VINCENZO CERULLI IRELLI, Presidente della Commissione consultiva per l’attuazione della riforma amministrativa. Può essere certamente così, ma i casi di abnormità legislative, di leggi ripetitive od illeggibili, che spesso il Comitato per la legislazione segnala, poi, a fronte di accordi politici, non hanno seguito. Lo stesso vale per la Commissione per le questioni regionali, in quanto in agricoltura, nel turismo, nei lavori pubblici continuiamo a varare leggi che sicuramente invadono la competenza regionale: dobbiamo essere chiari con i nostri amici dei consigli regionali, perché facciamo leggi che sicuramente invadono la competenza regionale.

A mio giudizio ha ragione il collega Pepe: nella legge, che dovrà essere discussa la prossima settimana, di modifica costituzionale sul cosiddetto federalismo, tra le altre cose è compresa una norma che rafforza fortemente la Commissione bicamerale e vi inserisce una rappresentanza delle regioni, creando un organismo misto. Comunque, misto o non misto, è necessario un organismo che svolga un’opera di monitoraggio su questo punto ed abbia la forza vincolante di dire al Parlamento che non può intervenire in una certa materia se è di competenza regionale.

Vedete, colleghi, spesso il singolo parlamentare che ha il collegio in una regione ha interesse a curare anche con provvedimenti legislativi i problemi specifici del suo territorio, che viceversa sarebbero di competenza della regione; per far fronte a questo tipo di problemi, che sono del tutto comprensibili e fisiologici, occorre una presenza normativa, un vincolo forte che potremmo introdurre già in sede regolamentare.

La stessa cosa devono fare gli statuti regionali: non c’è dubbio che essi siano una grande risorsa che il Parlamento ha voluto dare alle regioni, ma in essi va sicuramente ridefinito il potere normativo.

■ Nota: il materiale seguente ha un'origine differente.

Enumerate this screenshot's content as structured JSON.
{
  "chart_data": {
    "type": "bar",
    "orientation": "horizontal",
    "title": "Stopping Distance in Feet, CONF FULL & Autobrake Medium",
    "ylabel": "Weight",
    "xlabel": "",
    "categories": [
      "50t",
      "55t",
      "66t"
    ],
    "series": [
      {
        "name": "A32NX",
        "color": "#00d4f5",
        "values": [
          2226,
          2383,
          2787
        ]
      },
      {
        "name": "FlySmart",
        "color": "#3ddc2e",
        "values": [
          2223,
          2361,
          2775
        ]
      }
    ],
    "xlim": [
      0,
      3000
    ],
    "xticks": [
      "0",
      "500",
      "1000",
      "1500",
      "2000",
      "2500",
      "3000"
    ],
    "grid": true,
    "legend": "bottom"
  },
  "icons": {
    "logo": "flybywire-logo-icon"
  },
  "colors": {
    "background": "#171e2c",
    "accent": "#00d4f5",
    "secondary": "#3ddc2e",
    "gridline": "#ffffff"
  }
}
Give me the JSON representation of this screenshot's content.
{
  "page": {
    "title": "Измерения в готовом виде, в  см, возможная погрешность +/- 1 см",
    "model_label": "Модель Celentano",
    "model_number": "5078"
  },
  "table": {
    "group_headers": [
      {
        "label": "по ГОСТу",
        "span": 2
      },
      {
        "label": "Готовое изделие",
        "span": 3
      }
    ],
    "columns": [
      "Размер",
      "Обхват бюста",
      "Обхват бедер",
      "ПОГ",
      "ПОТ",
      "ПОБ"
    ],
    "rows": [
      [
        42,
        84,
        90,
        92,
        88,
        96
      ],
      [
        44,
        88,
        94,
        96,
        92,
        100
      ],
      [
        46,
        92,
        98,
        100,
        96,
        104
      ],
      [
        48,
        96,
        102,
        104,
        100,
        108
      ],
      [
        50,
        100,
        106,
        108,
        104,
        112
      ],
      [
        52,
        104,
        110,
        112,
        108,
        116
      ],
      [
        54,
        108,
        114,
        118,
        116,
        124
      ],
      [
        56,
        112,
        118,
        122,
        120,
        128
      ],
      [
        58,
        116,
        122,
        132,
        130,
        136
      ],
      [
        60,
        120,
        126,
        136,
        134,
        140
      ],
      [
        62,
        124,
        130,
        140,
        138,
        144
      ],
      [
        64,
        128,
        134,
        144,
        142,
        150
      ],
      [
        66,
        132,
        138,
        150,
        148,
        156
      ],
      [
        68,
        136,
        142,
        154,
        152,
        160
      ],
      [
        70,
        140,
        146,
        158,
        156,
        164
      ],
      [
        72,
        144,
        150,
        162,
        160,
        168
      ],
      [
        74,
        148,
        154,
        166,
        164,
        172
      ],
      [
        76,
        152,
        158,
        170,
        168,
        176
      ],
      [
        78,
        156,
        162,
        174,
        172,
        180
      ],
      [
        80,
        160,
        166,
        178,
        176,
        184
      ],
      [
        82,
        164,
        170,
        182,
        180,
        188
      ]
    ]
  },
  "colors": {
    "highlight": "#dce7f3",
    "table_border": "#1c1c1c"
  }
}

Una legislazione regionale che per lo più è ancora di tipo provvedimentale non pone la questione dei regolamenti: magari fossero regolamenti, sono provvedimenti! Qui il problema è di portare la legge regionale a fare la legge, cioè a normare i settori dell’ordinamento affidati alle regioni. La giunta regionale deve fare i provvedimenti e poi, per quanto serve, anche i regolamenti, soprattutto quelli necessari al funzionamento degli uffici. Inoltre gli istituti regionali debbono togliere ai consigli le competenze amministrative.

Ho davanti a me il presidente dell’Abruzzo, dove il consiglio ha forti competenze amministrative, che derivano da un sistema consociativo del passato che deve essere evitato. Il consiglio faccia la normazione.

Vi è un ultimo punto, richiamato anche dai colleghi Lombardi e Cammelli, oltre che dal Presidente: il sistema delle autonomie che stiamo costruendo è trilatero, composto cioè dallo Stato, dalle regioni e dalle autonomie locali, mentre in Germania è fondamentalmente bilatero. Il Bund dialoga con i Länder e gli enti locali dipendono da questi ultimi. Si pone dunque il problema di dare alla regione un ruolo: prima il presidente della regione Friuli ci ricordava il caso di Trieste, dove il sindaco ha una forza politico-amministrativa ed ha anche uno statuto istituzionale tale da consentirgli di contrapporsi alla regione anche in modo formale su alcune questioni. A fronte di questo, la regione deve diventare l’organo pieno e primario di normazione nonché di programmazione delle risorse; non si deve mettere in competizione con gli enti locali sul terreno dell’amministrazione, poiché quest’ultima è propria non della regione bensì degli enti locali.

La normazione è propria della regione e l’amministrazione appartiene agli enti locali: credo che questi confini debbano essere ridefiniti in questa importante occasione statutaria e voi, colleghi presidenti, avete un ruolo importantissimo. Nei prossimi giorni noi cercheremo di fare la nostra parte e, con l’aiuto della provvidenza, la settimana prossima rimetteremo mano al progetto di legge di modifica della Costituzione sul cosiddetto federalismo.